KIYI ŞERİTLERİMİZ BU BALIKLAR İÇİN HAYATİ ÖNEME SAHİP
Ceyhun Özçelik, “Özellikle tatlı suda doğan, yavruyken tuzlu denize göç eden ve burada yetişkin hale geldikten sonra üremek için tekrar tatlı suya dönen balıklar (Anadrom) için, tuzlu suda doğan yavruyken tatlı suya göç eden ve yetişkin hale geldikten sonra üremek için tekrar denize dönen (Katadrom) balıklar için ve de tatlı suda veya nehir ağzında doğan larva evresinde tuzlu suya sürüklenen yetişkin hale gelmek ve üremek için tekrar tatlı suya göç eden (Amfidrom) balıklar için, akarsu ve denizlerimizin birleştiği kıyı şeritleri hayati öneme sahiptir” diye konuştu.
İzmir’deki toplu balık ölümlerinin büyük kısmı kirli suların geldiği akarsu/kanalizasyon ve denizlerimizin birleştiği sudaki kirliliğin yüksek, oksijen seviyesinin çok düşük olduğu bu minvalde kıyı kesimlerinde gözleniyor. Yer yer su kalitesindeki ani düşüş, buna bağlı balık hastalıkları ve enfeksiyonlar sonucu toplu balık ölümlerinin gerçekleştiği de rapor ediliyor.
Doç. Dr. Ceyhun ÖzçelikBALIK ÖLÜMLERİNE NASIL DUR DENECEK?
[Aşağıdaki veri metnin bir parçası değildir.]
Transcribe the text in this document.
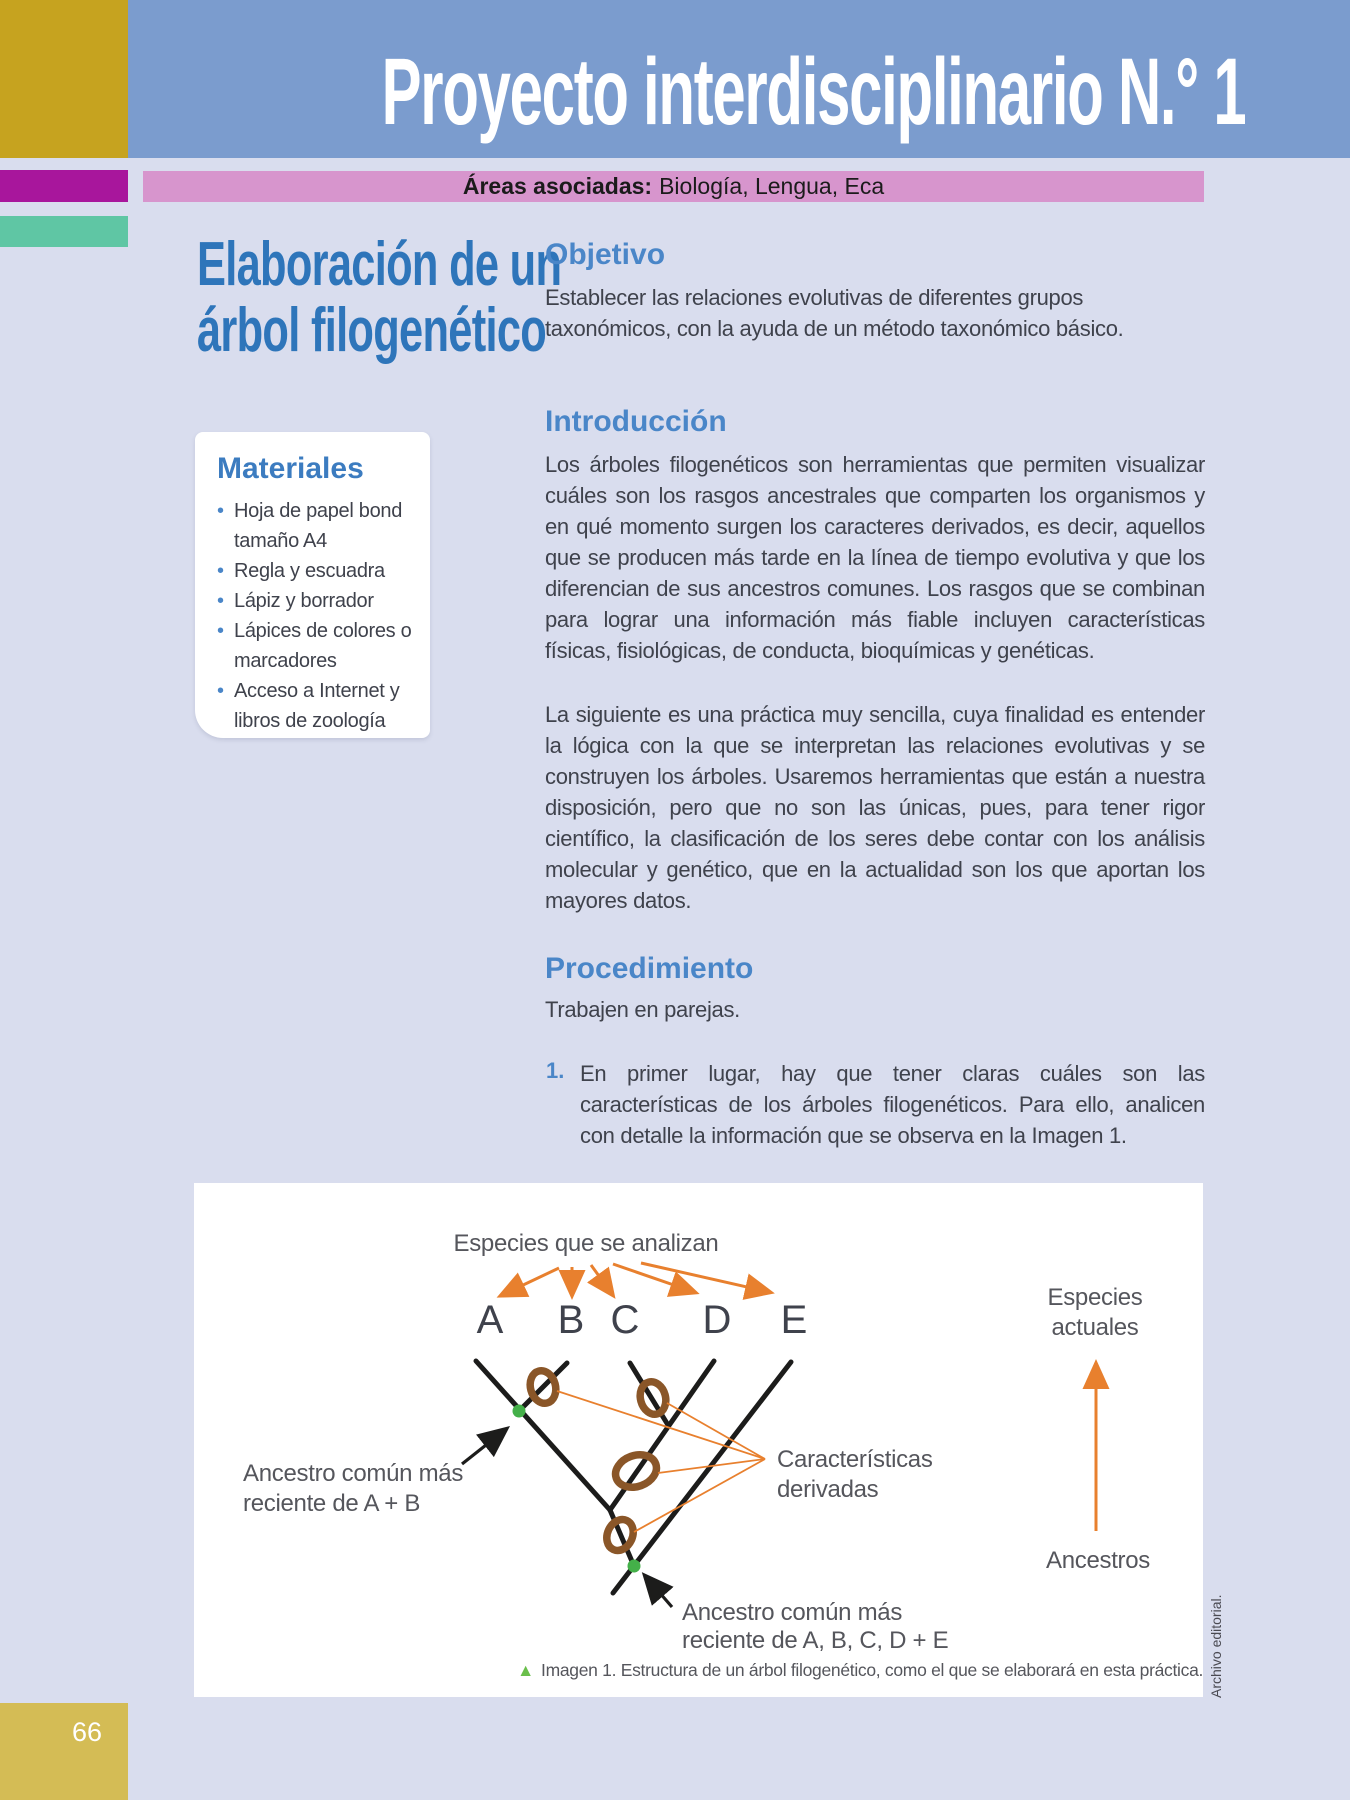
Proyecto interdisciplinario N.° 1
Áreas asociadas: Biología, Lengua, Eca
Elaboración de un
árbol filogenético
Materiales
• Hoja de papel bond tamaño A4
• Regla y escuadra
• Lápiz y borrador
• Lápices de colores o marcadores
• Acceso a Internet y libros de zoología
Objetivo
Establecer las relaciones evolutivas de diferentes grupos taxonómicos, con la ayuda de un método taxonómico básico.
Introducción
Los árboles filogenéticos son herramientas que permiten visualizar cuáles son los rasgos ancestrales que comparten los organismos y en qué momento surgen los caracteres derivados, es decir, aquellos que se producen más tarde en la línea de tiempo evolutiva y que los diferencian de sus ancestros comunes. Los rasgos que se combinan para lograr una información más fiable incluyen características físicas, fisiológicas, de conducta, bioquímicas y genéticas.
La siguiente es una práctica muy sencilla, cuya finalidad es entender la lógica con la que se interpretan las relaciones evolutivas y se construyen los árboles. Usaremos herramientas que están a nuestra disposición, pero que no son las únicas, pues, para tener rigor científico, la clasificación de los seres debe contar con los análisis molecular y genético, que en la actualidad son los que aportan los mayores datos.
Procedimiento
Trabajen en parejas.
1. En primer lugar, hay que tener claras cuáles son las características de los árboles filogenéticos. Para ello, analicen con detalle la información que se observa en la Imagen 1.
Especies que se analizan
A B C D E
Ancestro común más
reciente de A + B
Características
derivadas
Ancestro común más
reciente de A, B, C, D + E
Especies
actuales
Ancestros
▲ Imagen 1. Estructura de un árbol filogenético, como el que se elaborará en esta práctica. Archivo editorial.
66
“Sorunun çözümü doğrultusunda, belediye ekiplerince ölü balıkların toplanması ve deniz suyuna oksijen verilmesi gibi faaliyetler gerçekleştiriliyor” diyen Özçelik yapılması gerekenleri şöyle anlattı:
-- Öncelikli yapılması gereken körfeze kirletici girişinin önlenmesi ve körfez tabanına çöken çamurun temizlenmesidir.
-- Sonrasında, körfezin kendini dalga ve akıntı hareketlerine bağlı olarak kısa sürede temizleyeceğini söyleyebiliriz.
-- Derelerden gelen suyun kalitesi arttıkça, körfezdeki mikrobiyolojik faaliyetler ve dolayısıyla alg ölümleri azalacak, buna bağlı olarak kötü koku da ortadan kalkacaktır.
--Umarım etkin bir su kaynakları yönetimi ortaya koyarak, Karşıyaka’dan, Konak’a Balçova’ya tüm körfez boyunca, tertemiz bir deniz ve sağlıklı bir ekosisteme erişiriz.